Ma veniamo alla mostra vera e propria.

Prima di tutto una chicca: il Leone d’oro alla carriera è stato assegnato all’americano Jimmie Durham per le sue «opere critiche, divertenti e profondamente umanistiche». Faccio notare che oltre ad essere esposte in importanti musei, le sue opere sono state presentate anche al Migros Museum für Gegenwartskunst di Zurigo nel 2017.

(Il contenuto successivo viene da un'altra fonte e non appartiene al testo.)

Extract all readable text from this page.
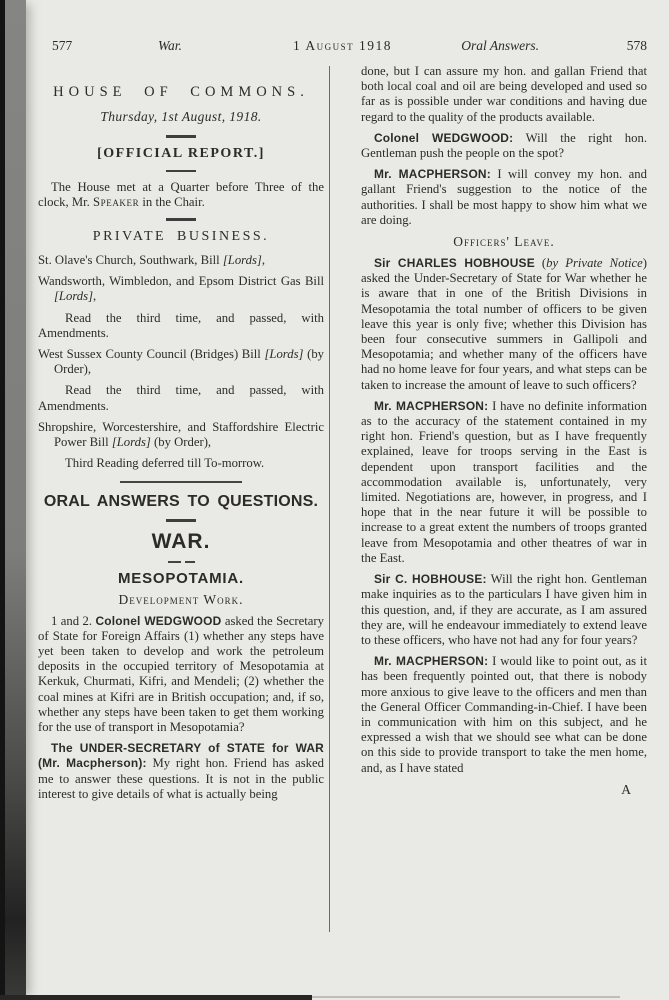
577	War.	1 August 1918	Oral Answers.	578
HOUSE OF COMMONS.
Thursday, 1st August, 1918.
[OFFICIAL REPORT.]
The House met at a Quarter before Three of the clock, Mr. Speaker in the Chair.
PRIVATE BUSINESS.
St. Olave's Church, Southwark, Bill [Lords],
Wandsworth, Wimbledon, and Epsom District Gas Bill [Lords],
Read the third time, and passed, with Amendments.
West Sussex County Council (Bridges) Bill [Lords] (by Order),
Read the third time, and passed, with Amendments.
Shropshire, Worcestershire, and Staffordshire Electric Power Bill [Lords] (by Order),
Third Reading deferred till To-morrow.
ORAL ANSWERS TO QUESTIONS.
WAR.
MESOPOTAMIA.
Development Work.
1 and 2. Colonel WEDGWOOD asked the Secretary of State for Foreign Affairs (1) whether any steps have yet been taken to develop and work the petroleum deposits in the occupied territory of Mesopotamia at Kerkuk, Churmati, Kifri, and Mendeli; (2) whether the coal mines at Kifri are in British occupation; and, if so, whether any steps have been taken to get them working for the use of transport in Mesopotamia?
The UNDER-SECRETARY of STATE for WAR (Mr. Macpherson): My right hon. Friend has asked me to answer these questions. It is not in the public interest to give details of what is actually being
done, but I can assure my hon. and gallan Friend that both local coal and oil are being developed and used so far as is possible under war conditions and having due regard to the quality of the products available.
Colonel WEDGWOOD: Will the right hon. Gentleman push the people on the spot?
Mr. MACPHERSON: I will convey my hon. and gallant Friend's suggestion to the notice of the authorities. I shall be most happy to show him what we are doing.
Officers' Leave.
Sir CHARLES HOBHOUSE (by Private Notice) asked the Under-Secretary of State for War whether he is aware that in one of the British Divisions in Mesopotamia the total number of officers to be given leave this year is only five; whether this Division has been four consecutive summers in Gallipoli and Mesopotamia; and whether many of the officers have had no home leave for four years, and what steps can be taken to increase the amount of leave to such officers?
Mr. MACPHERSON: I have no definite information as to the accuracy of the statement contained in my right hon. Friend's question, but as I have frequently explained, leave for troops serving in the East is dependent upon transport facilities and the accommodation available is, unfortunately, very limited. Negotiations are, however, in progress, and I hope that in the near future it will be possible to increase to a great extent the numbers of troops granted leave from Mesopotamia and other theatres of war in the East.
Sir C. HOBHOUSE: Will the right hon. Gentleman make inquiries as to the particulars I have given him in this question, and, if they are accurate, as I am assured they are, will he endeavour immediately to extend leave to these officers, who have not had any for four years?
Mr. MACPHERSON: I would like to point out, as it has been frequently pointed out, that there is nobody more anxious to give leave to the officers and men than the General Officer Commanding-in-Chief. I have been in communication with him on this subject, and he expressed a wish that we should see what can be done on this side to provide transport to take the men home, and, as I have stated
A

Quello che salta subito all’occhio di questa edizione è senz’altro il fatto che il numero degli artisti è notevolmente ridotto rispetto a quelle passate. «Solo» 79. La novità è che disponendo di così tanto spazio i 79 artisti sono presenti sia nel Padiglione centrale ai Giardini sia all’Arsenale. Due presentazioni distinte chiamate Proposta A e Proposta B. Difficile, se non dotati di ottima memoria, ricordarsi chi ha fatto cosa nell’uno e nell’altro spazio. Un buon consiglio è acquistare la guida breve prima della visita. Un altro aspetto di rilievo è che, contrariamente al passato, sono presenti molte opere pittoriche. Non certo di qualità esaltante. Parecchi artisti provengono da paesi del terzo mondo e quindi è ben rappresentata la diversa produzione internazionale. Infine, ma solo infine, si scopre che la maggior parte di loro sono donne. Lo hanno sottolineato tutti, ma facendolo si incorre in una doppia discriminazione. L’ampio spazio dell’Arsenale è stato poi chiuso da pannelli creando delle sale singole e facendo perdere di fascino la lunga e caratteristica navata.

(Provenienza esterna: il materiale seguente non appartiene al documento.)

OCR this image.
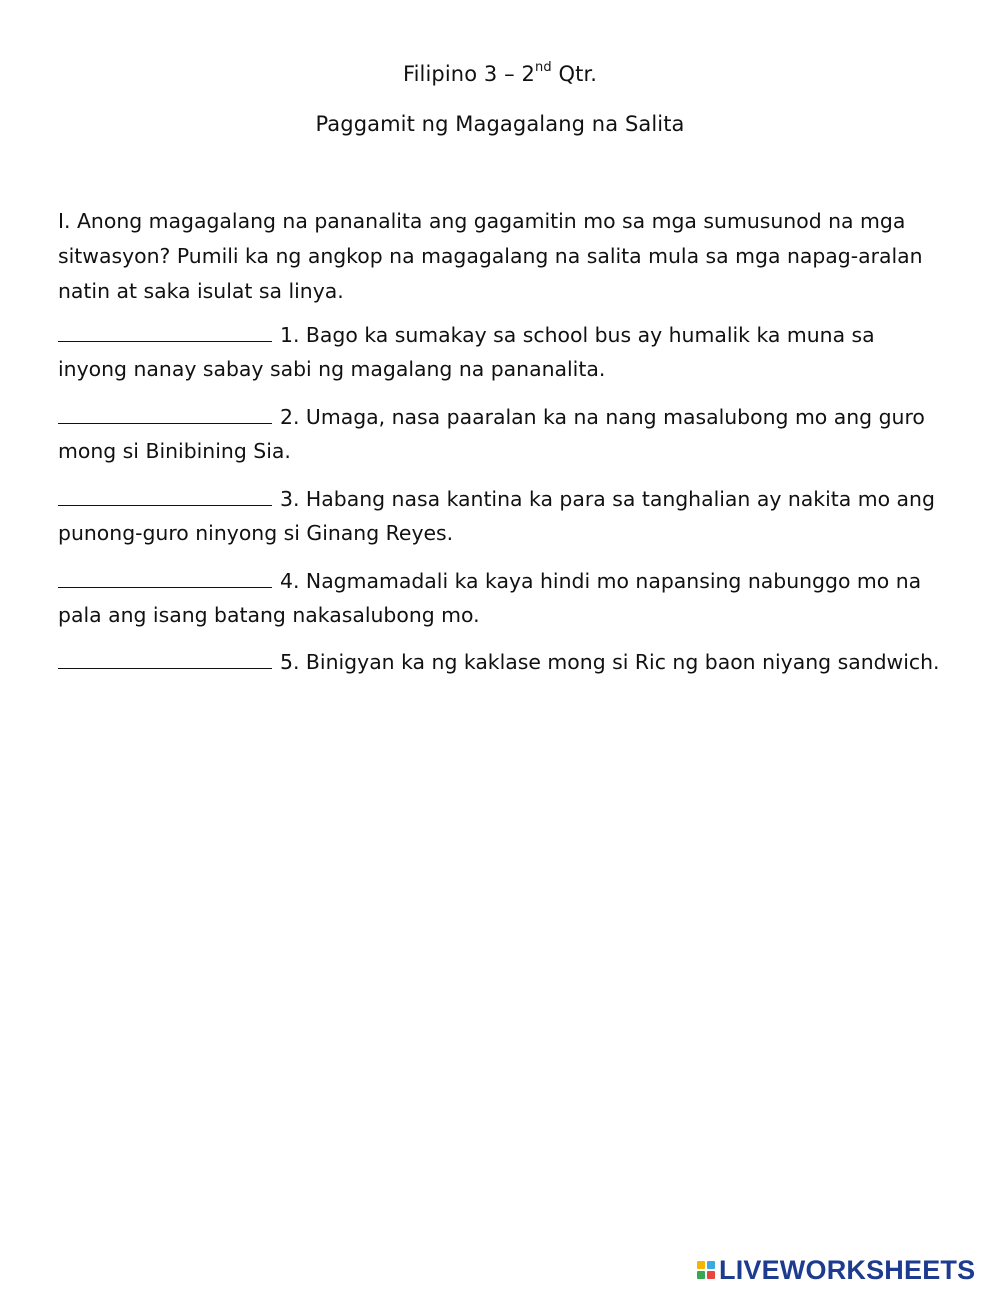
Filipino 3 – 2nd Qtr.
Paggamit ng Magagalang na Salita
I. Anong magagalang na pananalita ang gagamitin mo sa mga sumusunod na mga sitwasyon? Pumili ka ng angkop na magagalang na salita mula sa mga napag-aralan natin at saka isulat sa linya.
1. Bago ka sumakay sa school bus ay humalik ka muna sa inyong nanay sabay sabi ng magalang na pananalita.
2. Umaga, nasa paaralan ka na nang masalubong mo ang guro mong si Binibining Sia.
3. Habang nasa kantina ka para sa tanghalian ay nakita mo ang punong-guro ninyong si Ginang Reyes.
4. Nagmamadali ka kaya hindi mo napansing nabunggo mo na pala ang isang batang nakasalubong mo.
5. Binigyan ka ng kaklase mong si Ric ng baon niyang sandwich.
LIVEWORKSHEETS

Dovendo segnalare qualche lavoro citiamo quello di Shilpa Gupta di Mumbai. La sua installazione sonora è composta da una serie di voci registrate in diversi idiomi – fra i quali l’arabo, l’hindi, il russo e l’azero – che leggono versi di cento poeti incarcerati per il loro lavoro o per le loro posizioni politiche. Sotto il microfono che pende dal soffitto troviamo dei fogli con un verso stampato infilato in un alto supporto di ferro. Cameron Jamie di Los Angeles presenta una serie di maschere intagliate, ispirate da personaggi folcloristici di Perchten, pieni di corna e ciuffi di pelo di animali: spaventose e divertenti. Uno dei lavori sicuramente più validi è quello di Liu Wei di Pechino: Microworld del 2018. Forme arrotondate e sfere enormi per rappresentare il microscopico e il macroscopico.

Ai Giardini troviamo Nicole Eisenman di Vardun. I suoi dipinti raffigurano individui strani in un realismo un po’ infantile ma suggestivo. Tipico Morning Studio del 2016: intrigante, innocente e peccaminoso allo stesso tempo. Infine fra le varie mostruosità i cinesi Sun Yuan & Peng Yu propongono un enorme robot che con una pala sposta del liquido rosso all’interno di una determinata area che poi si espande di nuovo.

Al termine del percorso deciderete voi se quello che avete visto ha «modificato la vostra visione del mondo» e vi ha aperto la mente. A partire dalla vista del peschereccio pieno di migranti affondato nel Mediterraneo il 18 aprile 2015 il cui relitto è stato posizionato da Christoph Büchler all’esterno delle Corderie.